Trout won’t be 25 until August 7, and may well turn out to be one of the best players of the last half-century, especially if the Angels can and will fit more talent around him so that too many of those historic seasons do not go without the reward or long runs into October. As great as he is. Trout has never played in a post-season game the Angels have won.
And he is not alone, which is why the generational longing for the past this spring is exactly as Bryce Harper described it—“Tired.” I have covered MLB for more than 45 years and the cycle of “there players today…” is like a reel. Older brothers are college seniors and don’t like what their high school junior brothers do to past their time. Sometimes it’s hair, sometimes it’s uniform styling, sometimes it’s what comes with the sport becoming multi-cultural. Owners want the talents of the players and the dollars of the international marketing, but emotion, batflips, et al are not the way things were done with the ’64 Yankees, even if it is the way a lot of us veterans—as they refer to Mike Barnicle on Morning Joe—played ball when we were 10 years old. It can be dress, even if Joe Maddon is dead on when he asks, “what’s the difference between a collared shirt and a non-collared shirt when a guy’s sleeping on a charter flight?”

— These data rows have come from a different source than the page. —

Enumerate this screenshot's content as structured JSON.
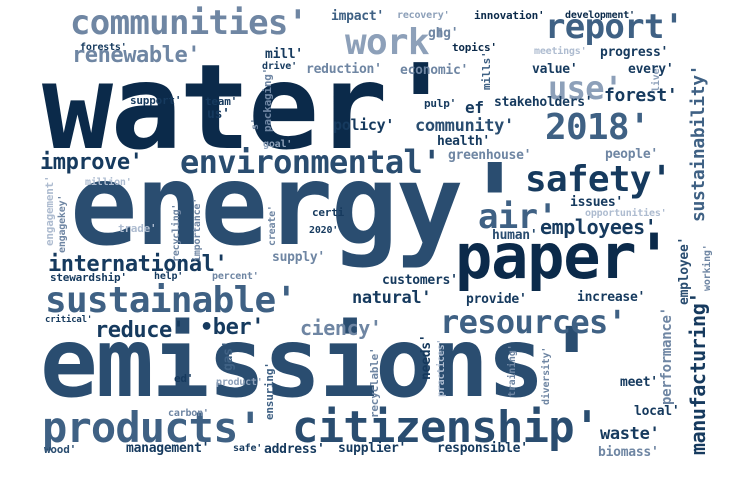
{
  "words": {
    "water": "water'",
    "energy": "energy'",
    "emissions": "emissions'",
    "paper": "paper'",
    "citizenship": "citizenship'",
    "products": "products'",
    "sustainable": "sustainable'",
    "environmental": "environmental'",
    "safety": "safety'",
    "communities": "communities'",
    "report": "report'",
    "work": "work'",
    "use": "use'",
    "y2018": "2018'",
    "resources": "resources'",
    "air": "air'",
    "employees": "employees'",
    "international": "international'",
    "renewable": "renewable'",
    "improve": "improve'",
    "reduce": "reduce'",
    "ber": "•ber'",
    "ciency": "ciency'",
    "community": "community'",
    "forest": "forest'",
    "natural": "natural'",
    "waste": "waste'",
    "manufacturing": "manufacturing'",
    "sustainability": "sustainability'",
    "impact": "impact'",
    "recovery": "recovery'",
    "innovation": "innovation'",
    "development": "development'",
    "ghg": "ghg'",
    "topics": "topics'",
    "meetings": "meetings'",
    "progress": "progress'",
    "value": "value'",
    "every": "every'",
    "live": "live'",
    "forests": "forests'",
    "mill": "mill'",
    "drive": "drive'",
    "reduction": "reduction'",
    "economic": "economic'",
    "mills": "mills'",
    "stakeholders": "stakeholders'",
    "support": "support'",
    "team": "team'",
    "us": "us'",
    "packaging": "packaging'",
    "pulp": "pulp'",
    "policy": "policy'",
    "health": "health'",
    "ef": "ef",
    "greenhouse": "greenhouse'",
    "people": "people'",
    "goal": "goal'",
    "million": "million'",
    "engagement": "engagement'",
    "engagekey": "engagekey'",
    "trade": "trade'",
    "recycling": "recycling'",
    "importance": "importance'",
    "create": "create'",
    "certi": "certi",
    "y2020": "2020'",
    "issues": "issues'",
    "opportunities": "opportunities'",
    "human": "human'",
    "employee": "employee'",
    "working": "working'",
    "stewardship": "stewardship'",
    "help": "help'",
    "percent": "percent'",
    "supply": "supply'",
    "customers": "customers'",
    "provide": "provide'",
    "increase": "increase'",
    "critical": "critical'",
    "gas": "gas'",
    "ed": "ed'",
    "product": "product'",
    "ensuring": "ensuring'",
    "recyclable": "recyclable'",
    "needs": "needs'",
    "practices": "practices'",
    "training": "training'",
    "diversity": "diversity'",
    "meet": "meet'",
    "performance": "performance'",
    "local": "local'",
    "carbon": "carbon'",
    "wood": "wood'",
    "management": "management'",
    "safe": "safe'",
    "address": "address'",
    "supplier": "supplier'",
    "responsible": "responsible'",
    "biomass": "biomass'",
    "s": "s'"
  }
}
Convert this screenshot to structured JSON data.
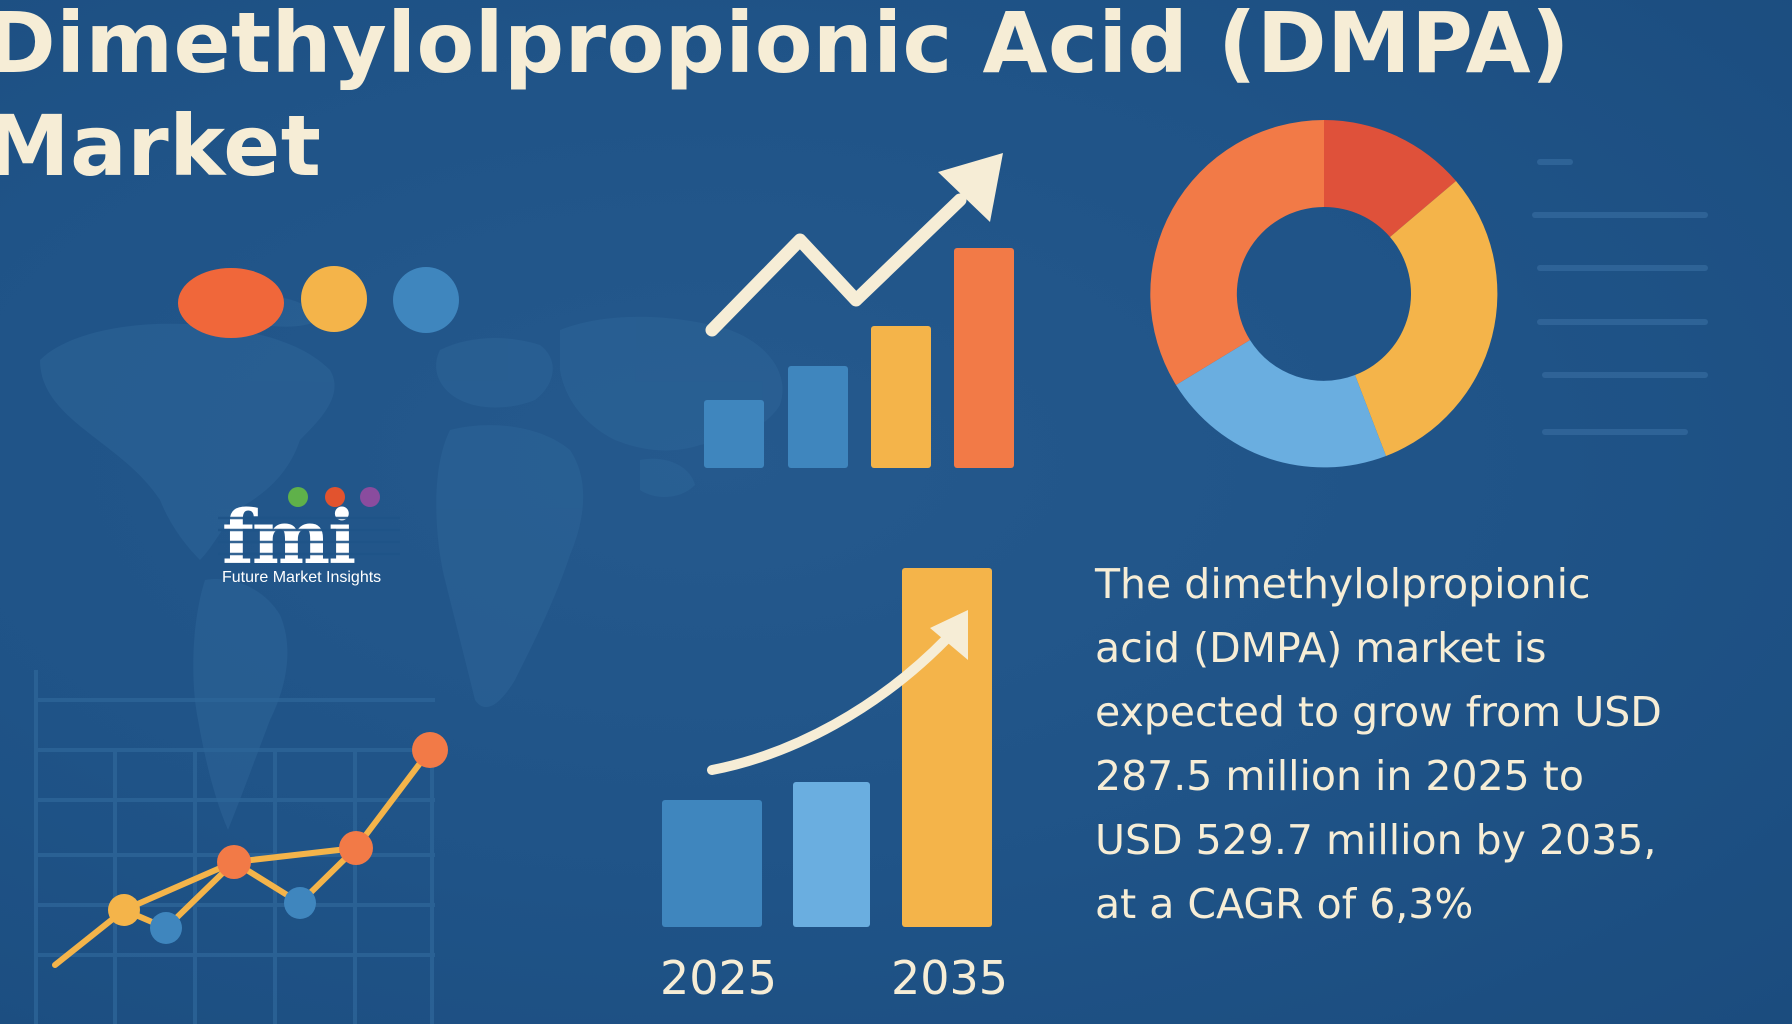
{
  "title": {
    "line1": "Dimethylolpropionic Acid (DMPA)",
    "line2": "Market"
  },
  "description": {
    "lines": [
      "The dimethylolpropionic",
      "acid (DMPA) market is",
      "expected to grow from USD",
      "287.5 million in 2025 to",
      "USD 529.7 million by 2035,",
      "at a CAGR of 6,3%"
    ]
  },
  "logo": {
    "wordmark": "fmi",
    "tagline": "Future Market Insights",
    "dot_colors": [
      "#5fb14a",
      "#e2532e",
      "#8a4c9e"
    ]
  },
  "growth_chart": {
    "categories": [
      "2025",
      "2035"
    ],
    "bar_levels": [
      0.36,
      0.4,
      1.0
    ]
  },
  "icons": {
    "world_map": "world-map-icon",
    "trend_arrow": "trend-arrow-icon",
    "donut": "donut-chart-icon",
    "line_chart": "line-chart-icon"
  },
  "colors": {
    "background": "#1f5488",
    "cream": "#f6edd6",
    "orange": "#f27a47",
    "yellow": "#f4b44a",
    "blue": "#3f86be",
    "light_blue": "#6aaee0",
    "red": "#df513a"
  }
}
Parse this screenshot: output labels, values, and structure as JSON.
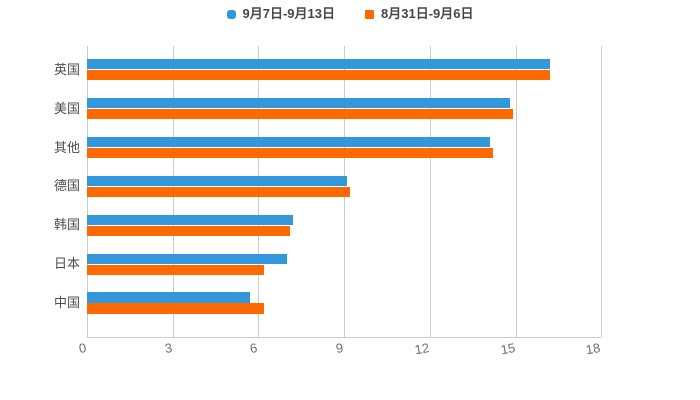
{
  "legend": {
    "items": [
      {
        "label": "9月7日-9月13日",
        "color": "#3398db"
      },
      {
        "label": "8月31日-9月6日",
        "color": "#ff6a00"
      }
    ]
  },
  "colors": {
    "background": "#ffffff",
    "gridline": "#cccccc",
    "axis_line": "#cccccc",
    "tick_label": "#6e6e6e",
    "category_label": "#4d4d4d",
    "legend_text": "#464646",
    "series_blue": "#3398db",
    "series_orange": "#ff6a00"
  },
  "chart_data": {
    "type": "bar",
    "orientation": "horizontal",
    "title": "",
    "xlabel": "",
    "ylabel": "",
    "categories": [
      "英国",
      "美国",
      "其他",
      "德国",
      "韩国",
      "日本",
      "中国"
    ],
    "series": [
      {
        "name": "9月7日-9月13日",
        "color": "#3398db",
        "values": [
          16.2,
          14.8,
          14.1,
          9.1,
          7.2,
          7.0,
          5.7
        ]
      },
      {
        "name": "8月31日-9月6日",
        "color": "#ff6a00",
        "values": [
          16.2,
          14.9,
          14.2,
          9.2,
          7.1,
          6.2,
          6.2
        ]
      }
    ],
    "x_ticks": [
      0,
      3,
      6,
      9,
      12,
      15,
      18
    ],
    "xlim": [
      0,
      18
    ],
    "grid": true,
    "legend_position": "top",
    "tick_label_rotation_deg": -10
  }
}
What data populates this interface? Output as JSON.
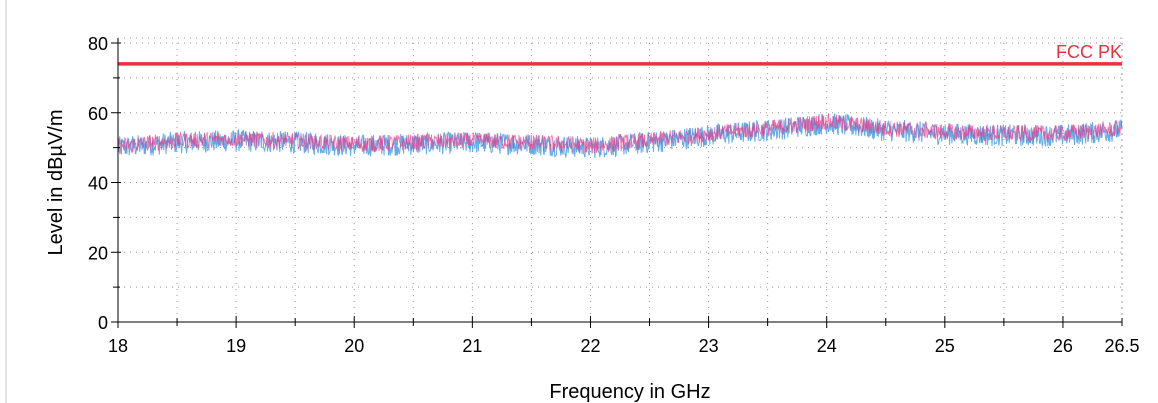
{
  "chart_data": {
    "type": "line",
    "xlabel": "Frequency in GHz",
    "ylabel": "Level in dBµV/m",
    "xlim": [
      18,
      26.5
    ],
    "ylim": [
      0,
      80
    ],
    "x_ticks": [
      18,
      19,
      20,
      21,
      22,
      23,
      24,
      25,
      26,
      26.5
    ],
    "y_ticks": [
      0,
      20,
      40,
      60,
      80
    ],
    "grid": true,
    "limit_lines": [
      {
        "label": "FCC PK",
        "value": 74,
        "color": "#e8323c"
      }
    ],
    "series": [
      {
        "color": "#5aa9e6",
        "x": [
          18,
          18.5,
          19,
          19.5,
          20,
          20.5,
          21,
          21.5,
          22,
          22.5,
          23,
          23.5,
          24,
          24.5,
          25,
          25.5,
          26,
          26.5
        ],
        "y": [
          50,
          51.5,
          52,
          51.5,
          50.5,
          51,
          51.5,
          51,
          50,
          51.5,
          53.5,
          55,
          57,
          55,
          54,
          53.5,
          53.5,
          55
        ]
      },
      {
        "color": "#e83c8c",
        "x": [
          18,
          18.5,
          19,
          19.5,
          20,
          20.5,
          21,
          21.5,
          22,
          22.5,
          23,
          23.5,
          24,
          24.5,
          25,
          25.5,
          26,
          26.5
        ],
        "y": [
          50.5,
          52,
          52.5,
          52,
          51,
          51.5,
          52,
          51.5,
          50.5,
          52,
          54,
          55.5,
          57.5,
          55.5,
          54.5,
          54,
          54,
          55.5
        ]
      }
    ]
  }
}
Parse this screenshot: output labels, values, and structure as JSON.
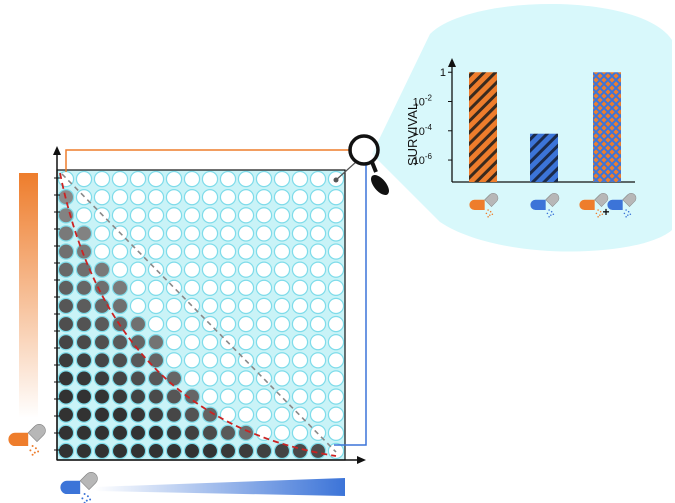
{
  "colors": {
    "orange": "#ee7d2c",
    "blue": "#3c74d8",
    "grid_bg": "#c9f3f7",
    "grid_line": "#7fdcea",
    "bubble_fill": "#d8f8fb",
    "red_curve": "#cc2222",
    "gray_line": "#888888",
    "axis": "#111111"
  },
  "inset": {
    "ylabel": "SURVIVAL",
    "ticks": [
      "1",
      "10",
      "10",
      "10"
    ],
    "tick_exponents": [
      "",
      "-2",
      "-4",
      "-6"
    ],
    "plus_sign": "+",
    "bars": [
      {
        "drug": "orange pill",
        "survival_log10": 0,
        "pattern": "orange-hatch"
      },
      {
        "drug": "blue pill",
        "survival_log10": -4.2,
        "pattern": "blue-hatch"
      },
      {
        "drug": "orange + blue pills",
        "survival_log10": 0,
        "pattern": "cross-hatch"
      }
    ]
  },
  "matrix": {
    "rows": 16,
    "cols": 16,
    "growth_levels_note_free": true
  },
  "icons": {
    "magnifier": "magnifier-icon",
    "orange_pill": "orange-pill-icon",
    "blue_pill": "blue-pill-icon"
  }
}
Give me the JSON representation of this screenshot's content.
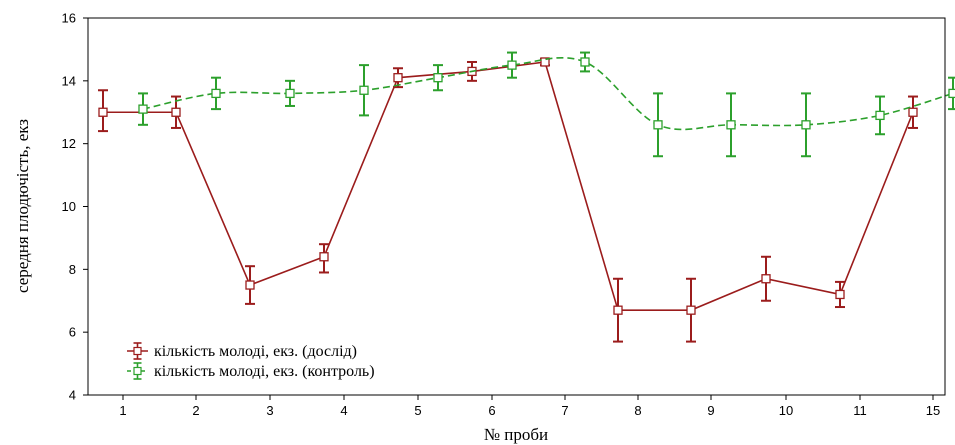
{
  "chart_data": {
    "type": "line",
    "xlabel": "№ проби",
    "ylabel": "середня плодючість, екз",
    "categories": [
      "1",
      "2",
      "3",
      "4",
      "5",
      "6",
      "7",
      "8",
      "9",
      "10",
      "11",
      "15"
    ],
    "ylim": [
      4,
      16
    ],
    "yticks": [
      4,
      6,
      8,
      10,
      12,
      14,
      16
    ],
    "legend_position": "bottom-left",
    "series": [
      {
        "name": "кількість молоді, екз. (дослід)",
        "color": "#9b1c1c",
        "line_style": "solid",
        "values": [
          13.0,
          13.0,
          7.5,
          8.4,
          14.1,
          14.3,
          14.6,
          6.7,
          6.7,
          7.7,
          7.2,
          13.0
        ],
        "error_low": [
          12.4,
          12.5,
          6.9,
          7.9,
          13.8,
          14.0,
          14.5,
          5.7,
          5.7,
          7.0,
          6.8,
          12.5
        ],
        "error_high": [
          13.7,
          13.5,
          8.1,
          8.8,
          14.4,
          14.6,
          14.7,
          7.7,
          7.7,
          8.4,
          7.6,
          13.5
        ]
      },
      {
        "name": "кількість молоді, екз. (контроль)",
        "color": "#2ca02c",
        "line_style": "dashed",
        "values": [
          13.1,
          13.6,
          13.6,
          13.7,
          14.1,
          14.5,
          14.6,
          12.6,
          12.6,
          12.6,
          12.9,
          13.6
        ],
        "error_low": [
          12.6,
          13.1,
          13.2,
          12.9,
          13.7,
          14.1,
          14.3,
          11.6,
          11.6,
          11.6,
          12.3,
          13.1
        ],
        "error_high": [
          13.6,
          14.1,
          14.0,
          14.5,
          14.5,
          14.9,
          14.9,
          13.6,
          13.6,
          13.6,
          13.5,
          14.1
        ]
      }
    ]
  }
}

No doubt it’s also the money, even though owner revenues have almost doubled the growth rate of player salaries since Judge Sotomayor ended the Great Strike in 1995.
Players like Trout and Bryce Harper are subject to more scrutiny than any of the Dynasty Yankees, on MLB Network, on MLB.com, on twitter. Harper was the next Mantle at age 16, on the cover of Sports Illustrated, and while he has been a legitimate star, the best player in the National League and a guy who knows and appreciates baseball history while playing the game with the reckless abandon as a Darren Erstad. Is he brash? That’s how he comes across. So, Reggie Jackson was brash. In many ways, so was Frank Robinson.
They didn’t have Bill Maher spewing obscenities about them, or twitter trending on seven words from a 30 minute conversation.
There’s the highlights Bryce Harper, the private Bryce Harper, and the guy who feels it’s tired to be pining for the 1950’s, when two original American League franchises had yet to integrate, a 23-year old who wants to celebrate the diverse baseball cultures—not just the homelands, but the different cultures that going into their ways of playing the sport as we see in the W.B.C.
Every player who went on this winter’s trip to Cuba has some story about Clayton Kershaw, and the missionary in him. When Andrew McCutchen felt the kids in Chicago’s Jackie Robinson West program—one of the most amazing inner city efforts in the country—had been unjustly punished, he sat down and wrote an essay about the tribulations of poor kids trying to play baseball in a sport whose teenage development is widely controlled by the huge profits made in the showcase/travel team business. Curtis Granderson devotes his life to inner city youth. Mookie Betts is an eloquent, thoughtful spokesman. Just listen sometime to Giancarlo Stanton wax about the respect he harbors for Ichiro Suzuki, especially the way Ichiro is ever-prepared for any role, anytime, anywhere, anyhow. And on and on.
Mike Trout goes down the line to first base the way Jackie Robinson and Pete Rose, Robin Yount and George Brett and Derek Jeter went down the line. Same for dozens, really hundreds of other players.
Stanton makes a lot of money, and Don Mattingly says, “he acts like a utility infielder, modest, humble, no ego.” Trout gets the relief pitcher’s lunch. Even the richest and the best simply want to be the pedal brake their teammates can depend on.